“I’m gonna get me in trouble someday” – Beth Ditto wusste es, jetzt ist’s so weit. Der Vorwurf lautet Räuberei. Zwei Jahre 80s-lastiger Indie hatten wir, und nun (re)zitieren Ditto und ihre zwei alle, die herausstachen: The Kills (Reverb-Echo-Gitarren und Beat-affine Drums), The Rapture (Basslines; zum Teil kopiert), Yeah Yeah Yeahs (Songwriting und Zinner-Gitarren), auch Death From Above 1979 (Sound, Takt). Das ist ein Vorwurf, aber es bleibt der einzige. Schön ist nämlich vor allem, wie Gossip das Ganze mit der umwerfenden, wahnsinnig vollen Stimme Dittos neu verbacken haben. Dafür gehört der Hut gezogen: für deren angsteinflößende Fähigkeit, hervorragend dargebotenen 80er-Art-Rock mit Aretha Franklin anzufüllen. Die Nähe zur Queen of Soul ist offensichtlich, was erst mal geschafft werden muss. Moderner Soul-Dance-Blues-mit-Punk-im Geiste, das machen Gossip, und da müssen sie sich gar nicht hinten anstellen. Da macht der olle Soul nämlich gleich noch viel mehr Bock – mit Handclaps, House-lastigen Basslines und Kniepel-Gitarren.

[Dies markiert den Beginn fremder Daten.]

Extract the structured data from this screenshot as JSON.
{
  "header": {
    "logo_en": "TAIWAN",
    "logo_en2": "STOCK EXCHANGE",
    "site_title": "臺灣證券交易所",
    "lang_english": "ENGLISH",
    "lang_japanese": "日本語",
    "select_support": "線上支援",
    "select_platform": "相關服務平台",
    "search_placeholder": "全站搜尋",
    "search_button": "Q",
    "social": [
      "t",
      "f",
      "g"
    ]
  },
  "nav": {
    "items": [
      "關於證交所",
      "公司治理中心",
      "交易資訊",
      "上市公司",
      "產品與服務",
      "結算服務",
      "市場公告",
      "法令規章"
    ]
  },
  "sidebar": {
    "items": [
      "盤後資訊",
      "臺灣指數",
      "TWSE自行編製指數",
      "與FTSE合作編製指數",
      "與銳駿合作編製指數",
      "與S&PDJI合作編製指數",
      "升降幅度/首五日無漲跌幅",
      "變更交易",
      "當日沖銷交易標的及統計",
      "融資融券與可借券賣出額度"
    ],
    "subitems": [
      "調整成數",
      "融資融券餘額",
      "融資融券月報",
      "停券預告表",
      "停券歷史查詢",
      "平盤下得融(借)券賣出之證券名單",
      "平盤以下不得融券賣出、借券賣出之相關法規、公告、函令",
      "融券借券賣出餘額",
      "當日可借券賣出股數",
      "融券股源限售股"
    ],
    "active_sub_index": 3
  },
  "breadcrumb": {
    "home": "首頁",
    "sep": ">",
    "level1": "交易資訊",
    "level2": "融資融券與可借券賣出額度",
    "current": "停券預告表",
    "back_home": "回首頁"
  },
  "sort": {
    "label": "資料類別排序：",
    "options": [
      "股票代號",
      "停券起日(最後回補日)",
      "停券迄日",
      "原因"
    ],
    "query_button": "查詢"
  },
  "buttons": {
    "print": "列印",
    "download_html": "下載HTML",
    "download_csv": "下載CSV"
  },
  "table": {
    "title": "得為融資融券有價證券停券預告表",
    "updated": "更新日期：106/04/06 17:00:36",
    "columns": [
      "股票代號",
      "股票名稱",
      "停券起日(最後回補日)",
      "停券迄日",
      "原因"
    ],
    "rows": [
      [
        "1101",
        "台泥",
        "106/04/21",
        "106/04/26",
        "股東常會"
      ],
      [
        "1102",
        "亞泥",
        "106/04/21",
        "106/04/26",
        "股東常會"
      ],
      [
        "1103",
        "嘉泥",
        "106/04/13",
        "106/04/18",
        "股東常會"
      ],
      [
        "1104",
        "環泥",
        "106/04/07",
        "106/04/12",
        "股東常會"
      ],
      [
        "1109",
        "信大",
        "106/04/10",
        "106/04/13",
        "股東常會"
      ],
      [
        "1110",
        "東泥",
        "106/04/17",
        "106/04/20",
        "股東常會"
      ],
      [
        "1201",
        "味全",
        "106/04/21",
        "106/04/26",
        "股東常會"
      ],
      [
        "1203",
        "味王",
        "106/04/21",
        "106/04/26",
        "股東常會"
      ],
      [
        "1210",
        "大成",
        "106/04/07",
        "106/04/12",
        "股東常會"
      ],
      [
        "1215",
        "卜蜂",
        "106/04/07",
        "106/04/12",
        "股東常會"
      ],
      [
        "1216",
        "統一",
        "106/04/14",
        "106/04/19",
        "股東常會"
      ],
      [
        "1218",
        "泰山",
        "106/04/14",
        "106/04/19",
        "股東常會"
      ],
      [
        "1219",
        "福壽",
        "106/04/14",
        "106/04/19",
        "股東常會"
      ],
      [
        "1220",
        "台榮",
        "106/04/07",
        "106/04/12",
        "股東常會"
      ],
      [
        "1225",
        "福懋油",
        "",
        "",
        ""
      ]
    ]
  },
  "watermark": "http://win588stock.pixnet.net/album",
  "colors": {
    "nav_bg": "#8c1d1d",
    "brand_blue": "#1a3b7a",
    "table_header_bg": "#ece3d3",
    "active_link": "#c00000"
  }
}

So unausweichlich wie “Listen Up!” kam vergangenes Jahr kaum jemand mit derartigem Rock um die Ecke – und das geht ganz ohne Krach, geht clean, gedämpft und unaufgeregt. Höre auch “Coal To Diamonds”: eine gefühlsechte Ballade der Coolness. Hier wird relaxt und doch mehr erreicht als bei anderen Haudrauf-Kollegen der Zunft. Gut recycelt!
8/12 Philipp Welsing
Vorsicht, hier geht ein Trend geht um. Der Discopunk ist immer noch in der Stadt, und diesmal hat er noch eine kräftige Rockröhre dabei. Es würde helfen, die 80er nicht miterlebt zu haben. Zumindest rede ich mir das ein, denn eben habe ich an die unsäglichen Funkrocker Mother’s Finest denken müssen. Das ist nicht nett. Auch für mich nicht. Zumal Gossip neben ihren ungemein krediblen Referenzen und zahllosen Artpunk-Buddies eigentlich auch noch mehr als die zur Zeit ein bisschen zu angesagte Drei-Mann-Discopunk-Nummer auf der Pfanne haben, speziell Beth Dittos Stimme lässt von vornherein in puncto “klassische weibliche White-Soul-Rockröhre” keine Wünsche offen. Aber wer würde sich so etwas eigentlich ernsthaft wünschen wollen? Ansonsten gilt für “Standing In The Way Of Control”: ein weiterer Soundtrack für das Wintersemester 2005/2006 (für Späteinsteiger): hochdynamisch angesplitterte Discodrums plus effizient sparsame Gitarren, asymmetrische Frisuren, ein paar Elektrosprengsel, die LCD Soundsystem-Cowbell (hat der alte Hund Murphy es doch noch geschafft), eine hochwirksame und knochentrockene Guy-Picciotto-Produktion und ein ordentlich angebumster Le Tigre-Remix des Titeltracks, dem jetzt schon ein Tanzflächenabo garantiert werden darf. Trotzdem: ein bisschen wie das, was an den Yeah Yeah Yeahs hätte fies werden können. Ein bisschen wie H&M, wenn’s Licht aus ist.